The inauguration of the new Stations was held in Arne-Carlsson-Park.
Helene Kluger–Langer had come from England and Susanne Blatt from the USA to honour their grandparents, they both delivered very touching speeches.

Susanne Blatt told the story of her parents and sang a song she had been taught by her mother. [Download speech]

Head of district Martina Malyar honoured the event with words of dedication and warmth, and offered her welcome to the guests. Elisabeth Ben David-Hindler spoke about the development of the Project, having brought to the fore history already in many locations of Alsergrund. The ceremony was framed by the wonderful music of the „Margaritkes“.

Annie Schödlbauer, Helene Kluger-Langer, Liesl März, Collin Davies

The participants then jointly visited the four new Stations.

In Tendlergasse 3, Ms. Annie Schödlbauer, aged 93 and yet attending the event, showed us the windows of Helene Kluger-Langer’s grandparents, who had been vis-à-vis neighbours to her. Though she had not known them personally, she had seen them reading in Arne-Carlsson-Park time and again.

Liesl März rose to speak, too. Her mother had played an important role in maintaining communication between Helene Kluger-Langer’s mother and her family. All the letters were circulated through Switzerland, her own refuge.

In Canisiusgasse 20, Elisabeth Ben David-Hindler told the story of her family on the mother’s side. Her mother Edith, having fled to England at the age of 18, tried very hard to obtain job and visa for her parents. When she had finally got hold of all the papers required, it was too late – the war had begun.
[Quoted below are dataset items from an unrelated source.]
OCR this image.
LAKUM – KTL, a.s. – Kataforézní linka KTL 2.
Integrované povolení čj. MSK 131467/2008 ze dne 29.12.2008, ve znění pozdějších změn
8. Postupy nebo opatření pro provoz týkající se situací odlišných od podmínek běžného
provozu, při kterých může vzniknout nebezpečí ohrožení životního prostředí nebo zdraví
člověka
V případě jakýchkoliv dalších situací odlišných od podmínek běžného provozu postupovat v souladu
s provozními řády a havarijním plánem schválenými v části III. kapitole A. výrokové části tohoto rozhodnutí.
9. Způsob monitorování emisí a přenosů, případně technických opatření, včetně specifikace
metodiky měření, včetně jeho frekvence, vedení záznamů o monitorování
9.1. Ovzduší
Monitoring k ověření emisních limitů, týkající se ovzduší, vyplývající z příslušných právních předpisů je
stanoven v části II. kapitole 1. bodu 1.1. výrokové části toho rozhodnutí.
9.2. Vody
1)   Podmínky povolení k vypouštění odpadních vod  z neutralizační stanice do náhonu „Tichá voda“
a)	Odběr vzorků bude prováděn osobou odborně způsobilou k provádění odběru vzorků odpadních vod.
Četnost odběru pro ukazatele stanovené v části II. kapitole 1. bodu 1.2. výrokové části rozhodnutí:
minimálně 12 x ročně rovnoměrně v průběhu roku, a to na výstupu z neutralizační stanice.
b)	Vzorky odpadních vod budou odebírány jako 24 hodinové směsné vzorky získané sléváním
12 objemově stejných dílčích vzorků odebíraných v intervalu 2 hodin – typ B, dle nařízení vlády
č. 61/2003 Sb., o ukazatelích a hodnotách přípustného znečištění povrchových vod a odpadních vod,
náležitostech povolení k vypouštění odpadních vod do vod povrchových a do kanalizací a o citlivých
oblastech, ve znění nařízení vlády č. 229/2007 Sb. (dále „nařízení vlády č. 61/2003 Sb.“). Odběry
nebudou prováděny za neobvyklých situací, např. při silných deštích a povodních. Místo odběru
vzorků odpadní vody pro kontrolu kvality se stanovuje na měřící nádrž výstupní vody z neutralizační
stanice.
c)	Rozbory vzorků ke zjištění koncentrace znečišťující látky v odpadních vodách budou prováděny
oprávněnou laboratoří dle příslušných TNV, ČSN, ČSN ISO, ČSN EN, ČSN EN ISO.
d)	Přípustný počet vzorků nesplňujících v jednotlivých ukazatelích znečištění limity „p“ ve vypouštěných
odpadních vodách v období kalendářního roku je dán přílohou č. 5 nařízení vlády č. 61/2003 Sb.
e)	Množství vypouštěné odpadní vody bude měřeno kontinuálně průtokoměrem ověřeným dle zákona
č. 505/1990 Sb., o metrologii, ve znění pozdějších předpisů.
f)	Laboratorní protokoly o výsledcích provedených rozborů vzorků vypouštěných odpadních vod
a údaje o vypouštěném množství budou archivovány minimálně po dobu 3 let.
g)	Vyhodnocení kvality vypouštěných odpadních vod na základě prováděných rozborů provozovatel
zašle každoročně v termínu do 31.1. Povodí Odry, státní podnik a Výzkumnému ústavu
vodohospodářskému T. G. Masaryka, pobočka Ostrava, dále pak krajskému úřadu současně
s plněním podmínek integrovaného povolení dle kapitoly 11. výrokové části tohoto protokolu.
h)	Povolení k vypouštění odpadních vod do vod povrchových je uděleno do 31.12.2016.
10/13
A Stone was set for the Müller family, unfortunately very little is known about them.

Diana und Eva Huppert grew up in Venezuela, the country their father had taken refuge to. In Liechtensteinstraße 95, they told the story of their grandfather Isidor: born under very poor conditions, he worked his way up to become an engineer.

In Berggasse 14 was the home of Emma Schwarz, grandmother to Susanne Blatt. It was there that Ms. Blatt passed her last days in Vienna when she was a one-year-old child She spoke about the tragic farewell from her granny, pretending to be in safety but knowing deep inside that she woud not see her family again.